Understanding what modernization means for immunization data begins with knowing where we started

immunization vial and syringe

A few short years ago, before the COVID-19 pandemic and before CDC’s Data Modernization Initiative, tracking of immunizations was limited, burdensome, and slow at the federal level.

While all jurisdictions receiving CDC immunization program funding have access to an immunization information system (IIS), only a fraction of jurisdictions were funded to send immunization data to CDC. The data were submitted quarterly, and the submission processes were mostly manual. Data quality checks and validations were followed by another process in which data would need to be moved — manually — into an entirely different system for analysis.

This end-to-end processing of data submissions sometimes took months; by the time one quarter’s data was finished, the next quarter’s data might already be waiting. The slow speed of processing meant that jurisdictions had to wait a long time for feedback from CDC.

With the massive COVID-19 vaccine roll-out and delivery came an unprecedented volume and velocity of immunization data. CDC needed to rapidly receive that data, analyze it, and share it back with communities to help them make decisions. We needed a complete national picture — and we needed it in near real-time.

CDC’s experts moved quickly to reinvent immunization data from start to finish.
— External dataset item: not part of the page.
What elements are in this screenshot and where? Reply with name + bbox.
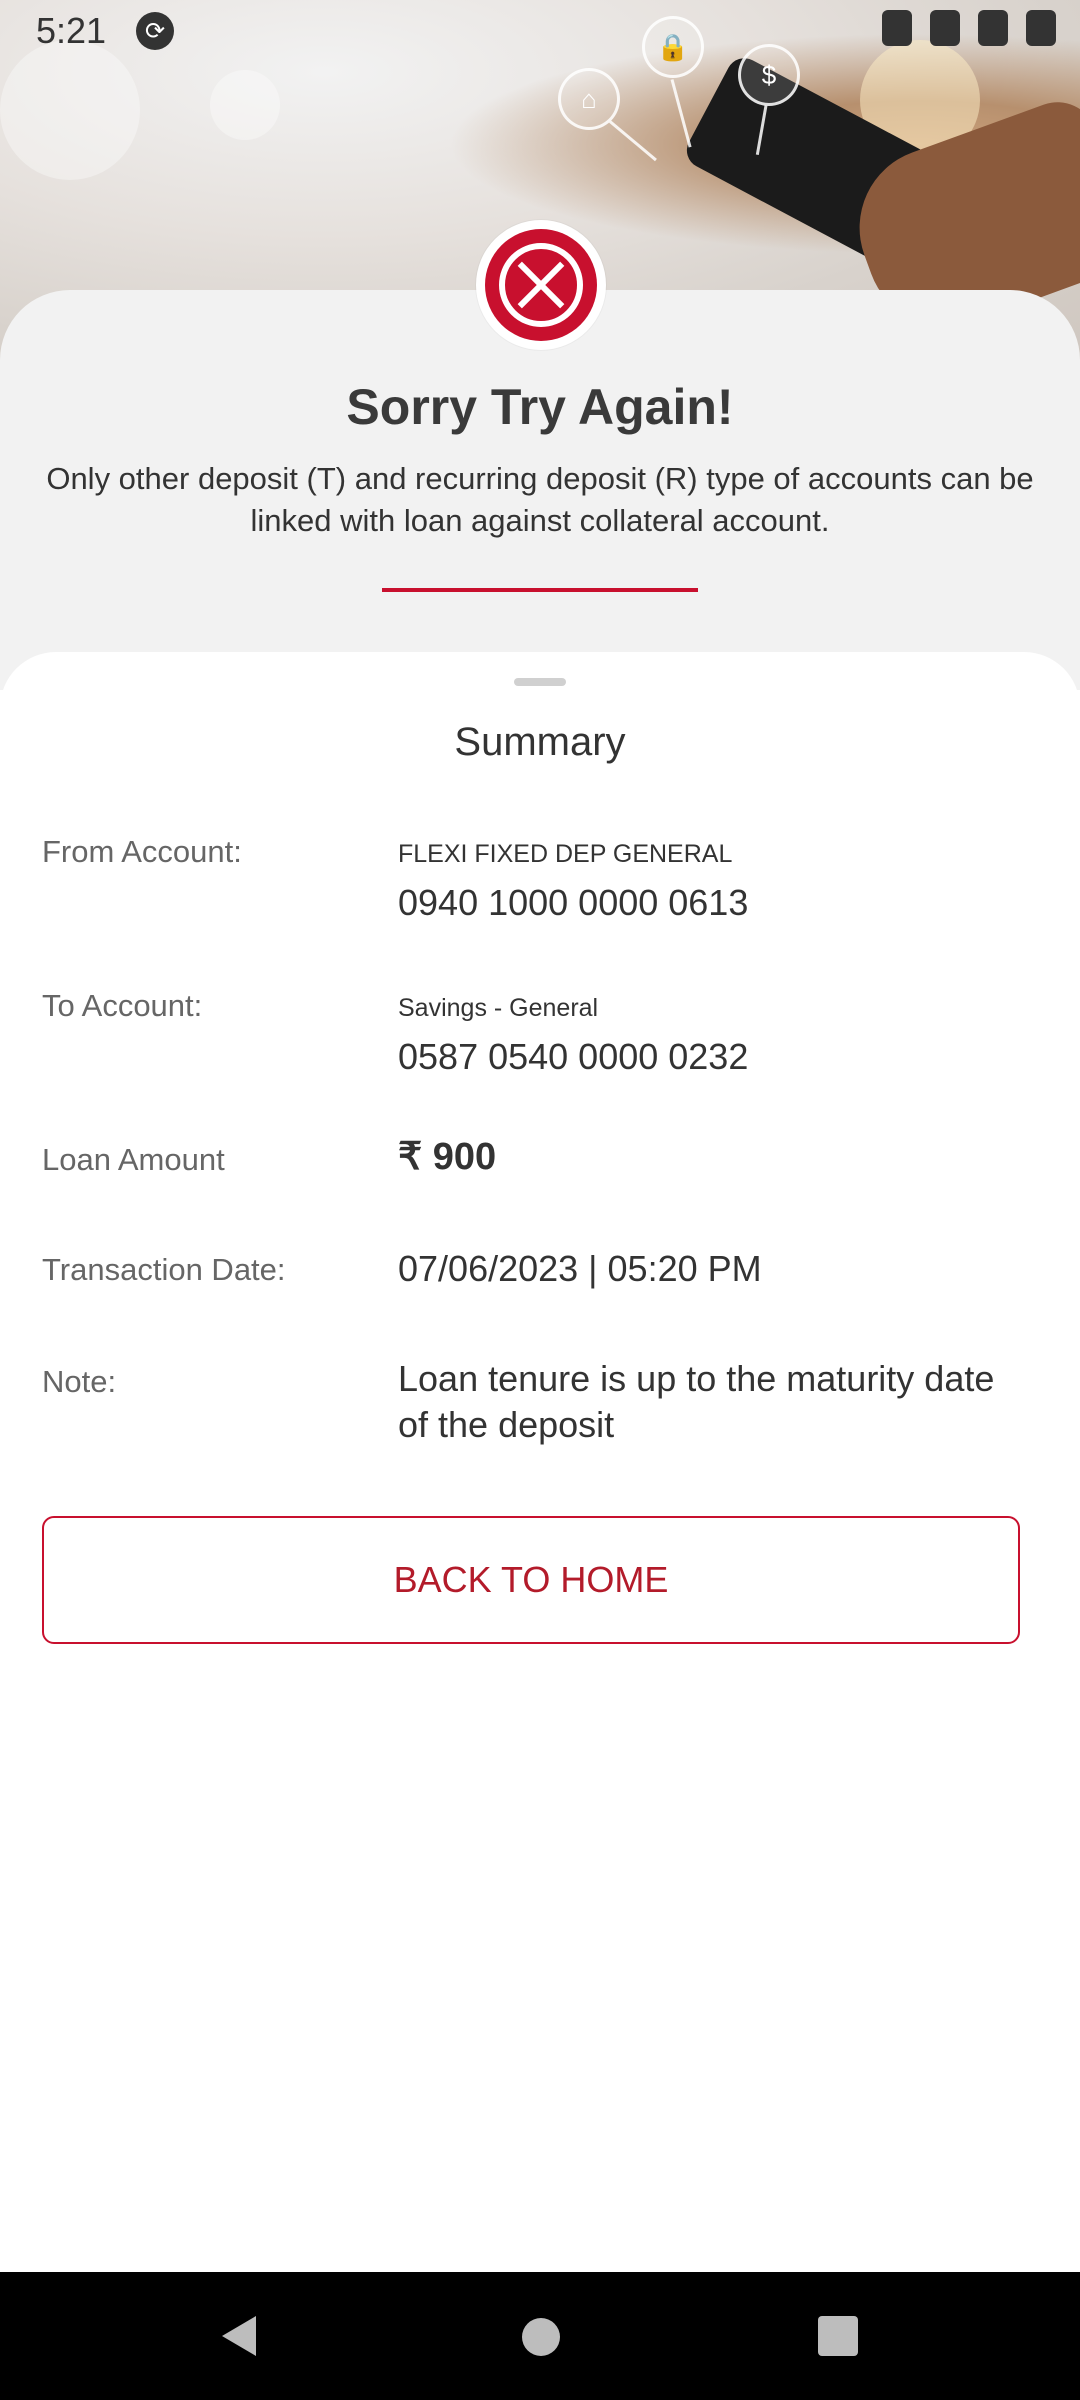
back-nav-icon[interactable] bbox=[222, 2316, 256, 2356]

The COVID pandemic provided a unique opportunity to not only receive immunization data at the federal level, but to ensure robust data collection at the state and local level by requiring all providers receiving COVID vaccine to report their data using the same standards.

By the end of 2022*, CDC had received data on:
  • 663,822,575 COVID-19 vaccines administered
  • 939,127,005 doses distributed
  • 273,906 providers enrolled in the COVID vaccine program

*Vaccine administration and dose data as of 12/28/22, provider enrollment data as of 12/31/22

Today, we continue to transform the data at every step of the way, making noteworthy improvements to:

  • The number of jurisdictions submitting immunization data
  • The pathways used to exchange data between jurisdictions and CDC
  • Use of the data
  • Our ability to provide feedback to jurisdictions regarding data quality, as well as state and national vaccination uptake and coverage for decision-making

How it works today

The need for immunization data extends beyond COVID-19 into routine immunization and future public health emergencies. The ongoing effort to modernize systems for providers, state and local public health agencies, and CDC will enable data to arrive fast and complete – and that it can be processed and provided back quickly – no matter the disease or condition.

For example:

  • We are working to establish national surveillance of immunization. In 2022, we established a new reporting requirement in our grant funding to state, local, and territorial health agencies. We’ve worked on Data Use Agreements between CDC and jurisdictions to support routine reporting for all immunizations. By the end of 2022, 25 of 64 public health jurisdictions had these agreements in place.
  • We’ve improved our technologies so that everything is aligned for efficiency. We’ve moved data and processing to the NCIRD’s Data Lakehouse Platform (NDLP) on the Azure cloud and leveraged CDC’s Enterprise Data, Analytics, and Visualization tools to save time and eliminate manual processes. NDLP offers real-time processing in the cloud, and an analytical layer sits on top, allowing CDC’s experts to perform analysis without having to move the data to a different system.
  • We’re creating smarter ways to share the data. We’ve expanded the immunization gateway that routes data through a central hub in an automated fashion, while maintaining the privacy and security of the data. As of 2022, 28 of funded jurisdictions have been onboarded to share data with another jurisdiction, and 41 have been onboarded to share data with a multi-jurisdictional provider, such as a federal agency. We are working now to enable the gateway as a tool to help jurisdictions automate their routine immunization data reporting to CDC. We’ve been doing this work in alignment with the North Star Architecture to provide a single “front door” for data exchange (DeX) for CSV, where any partner can submit data files – small or large – through an application programming interface.
  • We’ve expanded the use of privacy preserving record linkage (PPRL). This innovative technology allows us to get a more complete immunization history without any personally identifying information being shared. We have been working closely with jurisdictions to adopt PPRL, so that any records received, new or old, are linked in a privacy-preserved way. To date, data from 11 jurisdictions, 22 pharmacy providers, and 1 federal entity have been onboarded to report covid-19 immunization data with a PPRL ID, accounting for over 152M unique individuals.

All of this comes together into a fully modern system in which data can be sent automatically and made available rapidly. This helps CDC programs understand vaccination coverage and identify communities at risk of vaccine-preventable disease outbreaks, and helps jurisdictions target immunization resources to protect the health of communities.

While there is still much more work to be done, these changes set the direction and represent the promise of modernization — not just for immunization data, but for all of public health.

Spotlight: Privacy is a priority

Safeguarding protected health and personally identifiable information is a priority for CDC and DMI. With Privacy Preserving Record Linkage (PPRL), jurisdictions and others who report data can share information without providing personally identifying information to CDC or other parts of the federal government. By assigning a hashed identifier to the data, PPRL enables records to be linked across time and across data sources for better public health insights.